Three politicians representing Taiwan’s younger pro-independence demographic have targeted by recall votes over the past two years.

It has been a challenging turn of events for Taiwan’s left, which in 2020 led a landslide recall of Kaohsiung Mayor and 2020 Kuominting, or Chinese Nationalist party, presidential candidate Han Kuo-yu. Now, they have found the tactic turned on them in a way that may not have initially imagined possible.

“This wave of recall against pro-independence-leaning young politicians is a response to Han Guo-yu getting recalled back in June 2020. It was young, pro-independence-leaning folks who recalled Han Guo-yu,” said Lev Nachman, a postdoctoral fellow at the Harvard Fairbank Center for Chinese Studies.

The conservative response, he said, is “to weaponize this recall tactic against those that hurt them.”

“Freddy is an easy target because of those young politicians, he is the most famous,” he said.

Chih-yung Ho, a member of the nationalist party and a former party spokesperson, said that while his party had been involved in past recall votes, the anti-Lim campaign was a “local” issue.
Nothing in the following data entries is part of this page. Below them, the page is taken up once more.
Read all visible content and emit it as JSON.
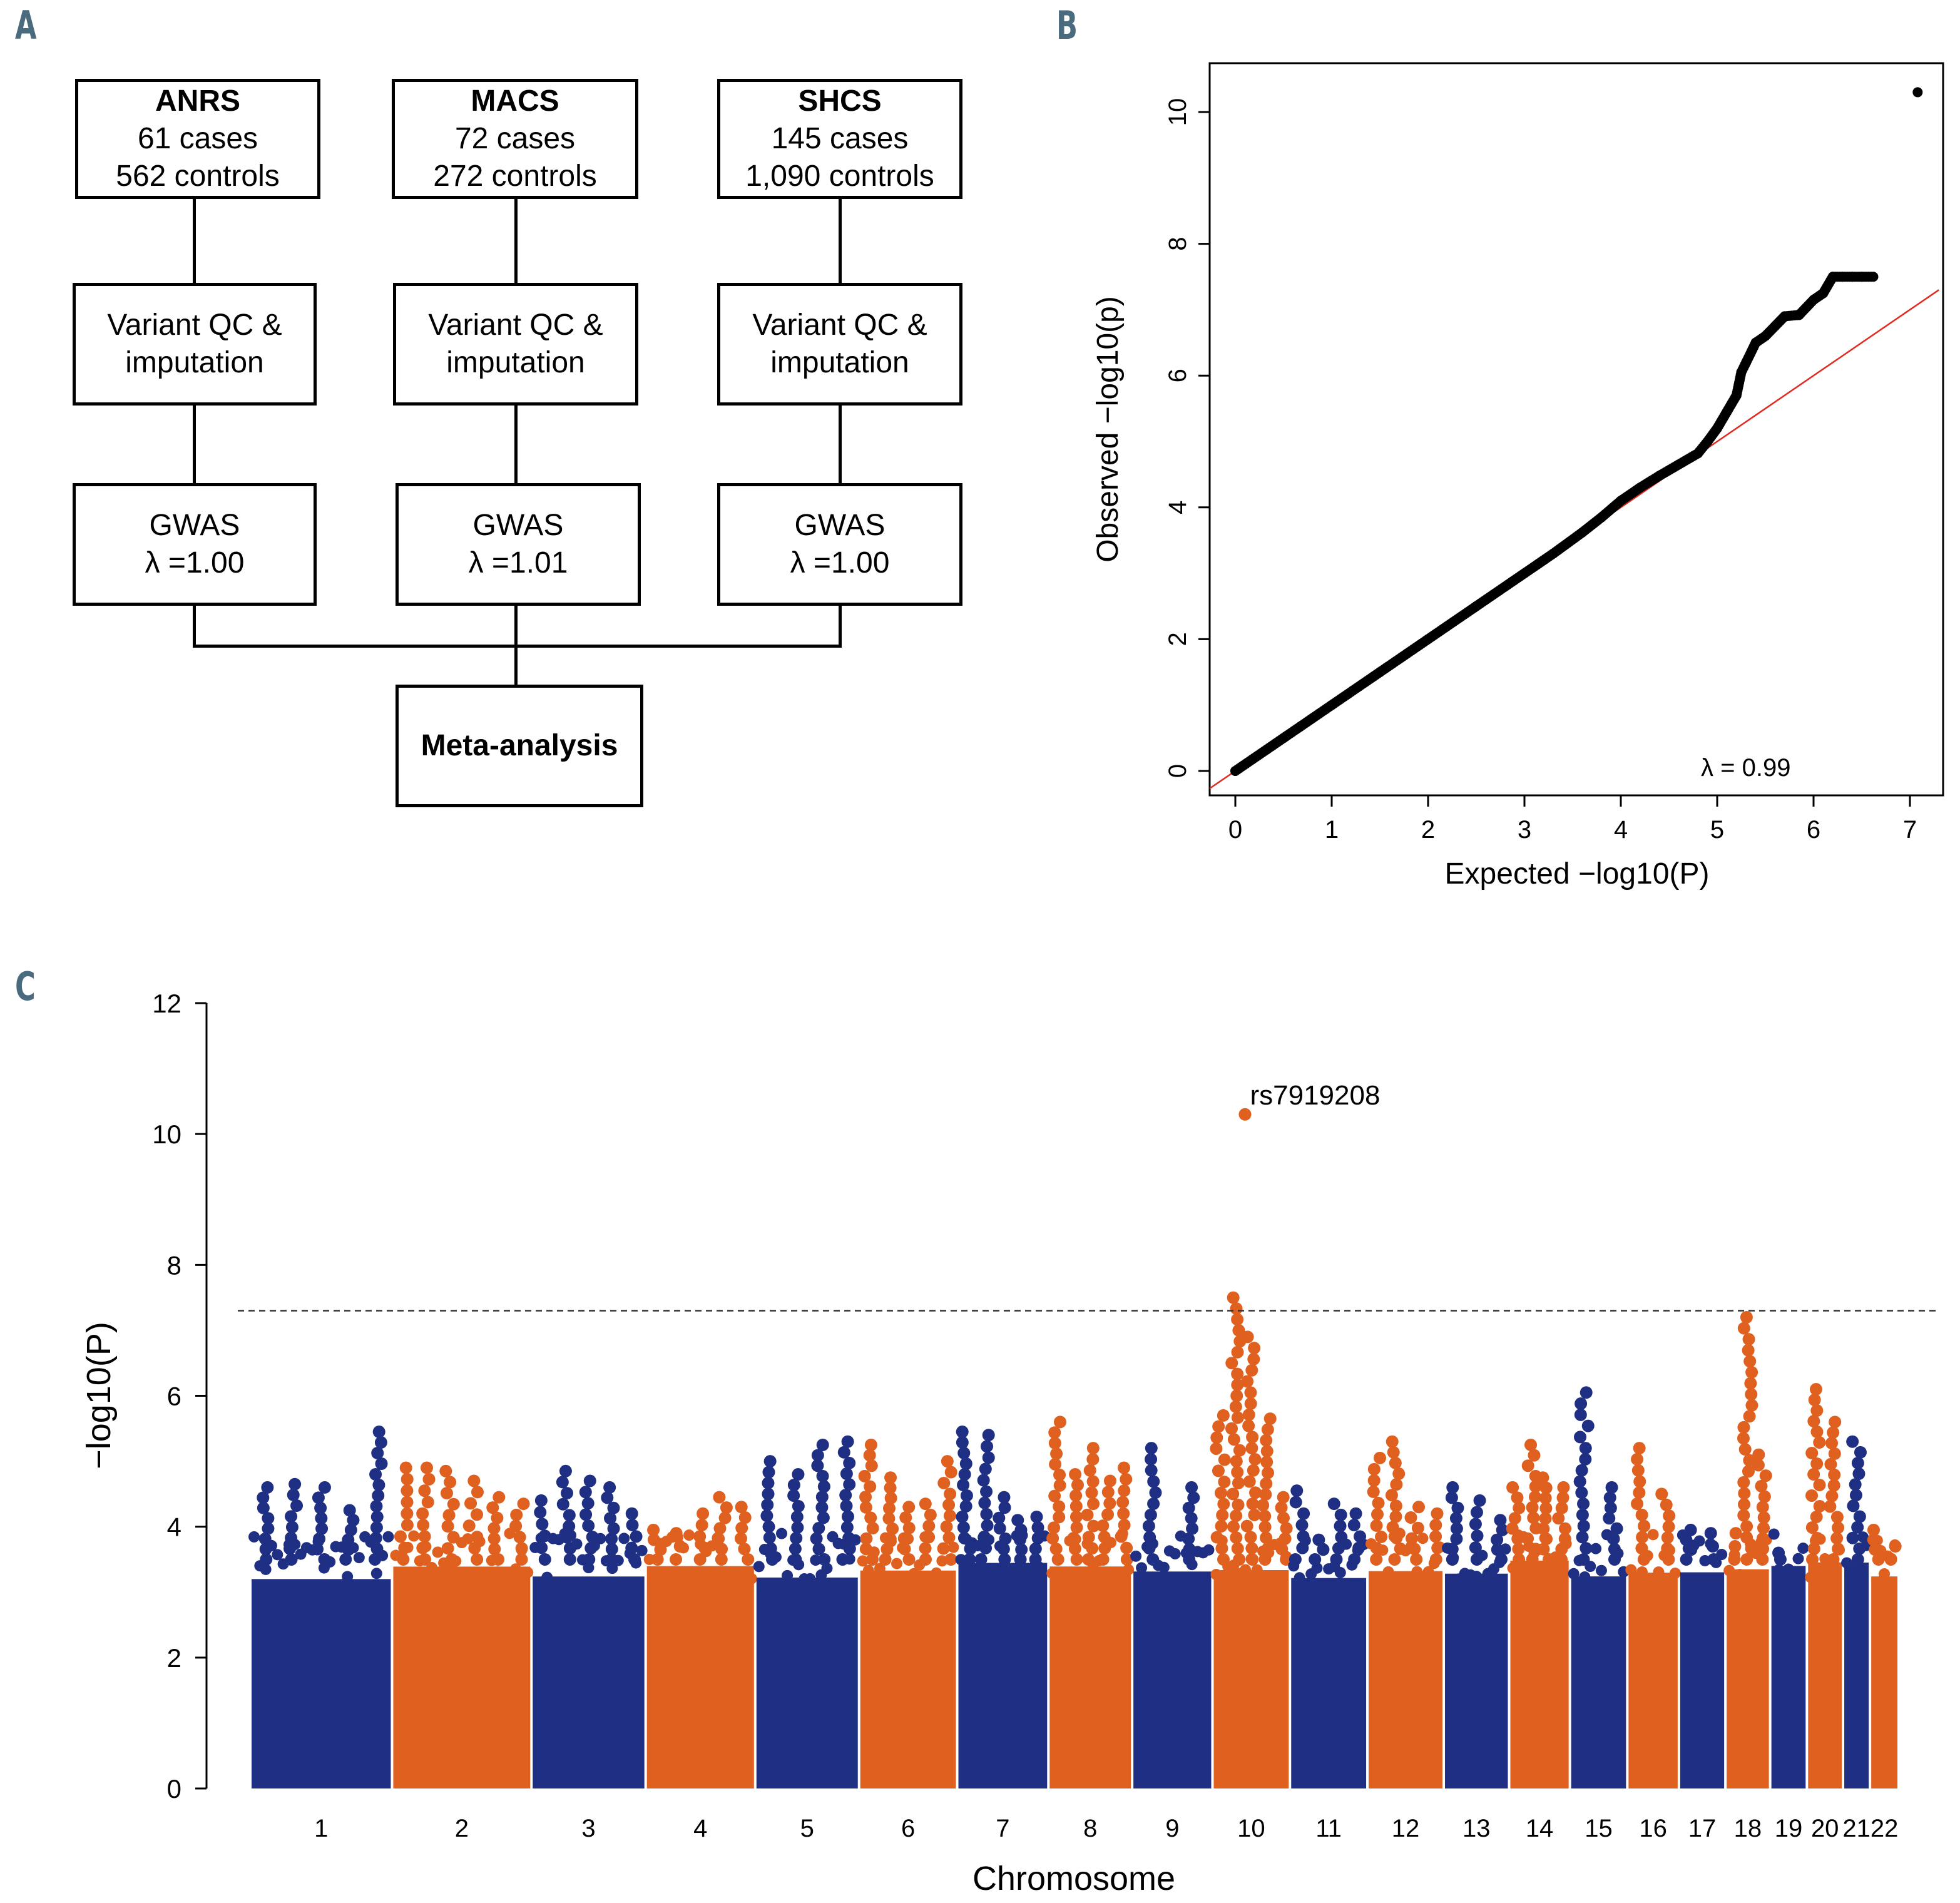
{
  "panels": {
    "a": "A",
    "b": "B",
    "c": "C"
  },
  "flowchart": {
    "cohorts": [
      {
        "name": "ANRS",
        "cases": "61 cases",
        "controls": "562 controls",
        "qc": [
          "Variant QC &",
          "imputation"
        ],
        "gwas": "GWAS",
        "lambda": "λ =1.00"
      },
      {
        "name": "MACS",
        "cases": "72 cases",
        "controls": "272 controls",
        "qc": [
          "Variant QC &",
          "imputation"
        ],
        "gwas": "GWAS",
        "lambda": "λ =1.01"
      },
      {
        "name": "SHCS",
        "cases": "145 cases",
        "controls": "1,090 controls",
        "qc": [
          "Variant QC &",
          "imputation"
        ],
        "gwas": "GWAS",
        "lambda": "λ =1.00"
      }
    ],
    "meta": "Meta-analysis"
  },
  "chart_data": [
    {
      "type": "scatter",
      "xlabel": "Expected −log10(P)",
      "ylabel": "Observed −log10(p)",
      "xlim": [
        -0.3,
        7.3
      ],
      "ylim": [
        -0.3,
        10.7
      ],
      "xticks": [
        "0",
        "1",
        "2",
        "3",
        "4",
        "5",
        "6",
        "7"
      ],
      "yticks": [
        "0",
        "2",
        "4",
        "6",
        "8",
        "10"
      ],
      "annotation": "λ = 0.99",
      "reference_line": {
        "slope": 1,
        "intercept": 0,
        "color": "#e0281e"
      },
      "points": [
        [
          0,
          0
        ],
        [
          0.5,
          0.5
        ],
        [
          1,
          1
        ],
        [
          1.5,
          1.5
        ],
        [
          2,
          2
        ],
        [
          2.5,
          2.5
        ],
        [
          3,
          3
        ],
        [
          3.3,
          3.3
        ],
        [
          3.6,
          3.62
        ],
        [
          3.8,
          3.85
        ],
        [
          4.0,
          4.1
        ],
        [
          4.2,
          4.3
        ],
        [
          4.4,
          4.48
        ],
        [
          4.6,
          4.65
        ],
        [
          4.8,
          4.82
        ],
        [
          4.9,
          5.0
        ],
        [
          5.0,
          5.2
        ],
        [
          5.1,
          5.45
        ],
        [
          5.2,
          5.7
        ],
        [
          5.25,
          6.05
        ],
        [
          5.3,
          6.2
        ],
        [
          5.4,
          6.5
        ],
        [
          5.5,
          6.6
        ],
        [
          5.6,
          6.75
        ],
        [
          5.7,
          6.9
        ],
        [
          5.85,
          6.92
        ],
        [
          6.0,
          7.15
        ],
        [
          6.1,
          7.25
        ],
        [
          6.2,
          7.5
        ],
        [
          6.3,
          7.5
        ],
        [
          6.4,
          7.5
        ],
        [
          6.5,
          7.5
        ],
        [
          6.62,
          7.5
        ],
        [
          7.08,
          10.3
        ]
      ]
    },
    {
      "type": "scatter",
      "xlabel": "Chromosome",
      "ylabel": "−log10(P)",
      "ylim": [
        0,
        12
      ],
      "yticks": [
        "0",
        "2",
        "4",
        "6",
        "8",
        "10",
        "12"
      ],
      "significance_threshold": 7.3,
      "colors": {
        "odd": "#1f3084",
        "even": "#e0601f"
      },
      "annotation": {
        "label": "rs7919208",
        "chromosome": "10",
        "value": 10.3
      },
      "chromosomes": [
        {
          "label": "1",
          "peaks": [
            4.6,
            4.65,
            4.6,
            4.25,
            5.45
          ]
        },
        {
          "label": "2",
          "peaks": [
            4.9,
            4.9,
            4.85,
            4.7,
            4.45,
            4.35
          ]
        },
        {
          "label": "3",
          "peaks": [
            4.4,
            4.85,
            4.7,
            4.6,
            4.2
          ]
        },
        {
          "label": "4",
          "peaks": [
            3.95,
            3.9,
            4.2,
            4.45,
            4.3
          ]
        },
        {
          "label": "5",
          "peaks": [
            5.0,
            4.8,
            5.25,
            5.3
          ]
        },
        {
          "label": "6",
          "peaks": [
            5.25,
            4.75,
            4.3,
            4.35,
            5.0
          ]
        },
        {
          "label": "7",
          "peaks": [
            5.45,
            5.4,
            4.45,
            4.1,
            4.15
          ]
        },
        {
          "label": "8",
          "peaks": [
            5.6,
            4.8,
            5.2,
            4.7,
            4.9
          ]
        },
        {
          "label": "9",
          "peaks": [
            5.2,
            4.6
          ]
        },
        {
          "label": "10",
          "peaks": [
            5.7,
            7.5,
            6.9,
            5.65,
            4.45
          ]
        },
        {
          "label": "11",
          "peaks": [
            4.55,
            3.8,
            4.35,
            4.2
          ]
        },
        {
          "label": "12",
          "peaks": [
            5.05,
            5.3,
            4.3,
            4.2
          ]
        },
        {
          "label": "13",
          "peaks": [
            4.6,
            4.4,
            4.1
          ]
        },
        {
          "label": "14",
          "peaks": [
            4.6,
            5.25,
            4.75,
            4.6
          ]
        },
        {
          "label": "15",
          "peaks": [
            6.05,
            4.6
          ]
        },
        {
          "label": "16",
          "peaks": [
            5.2,
            4.5
          ]
        },
        {
          "label": "17",
          "peaks": [
            3.95,
            3.9
          ]
        },
        {
          "label": "18",
          "peaks": [
            3.9,
            7.2,
            5.1
          ]
        },
        {
          "label": "19",
          "peaks": [
            3.6,
            3.4
          ]
        },
        {
          "label": "20",
          "peaks": [
            6.1,
            5.6
          ]
        },
        {
          "label": "21",
          "peaks": [
            5.3
          ]
        },
        {
          "label": "22",
          "peaks": [
            3.95,
            3.7
          ]
        }
      ]
    }
  ]
}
The party leadership, he said, has been more focused on another election that day in the city of Taichung.

Taiwan’s recall wave is possible because of 2016 electoral law changes lowering the threshold of voters needed from 50% to 25% for a recall to be binding. Some political scientists are concerned because politicians can now be removed by fewer votes than needed to win their seat and for different reasons than intended by the law.

“People tend to use recall election in cases of extreme corruption or extreme impact, but increasingly, we see them getting used much more, not quite on daily basis, but with much higher frequency than would be normal for a well-functioning democracy,” said Wen-ti Sung, a Taiwan Fellow in Political Science at National Taiwan University.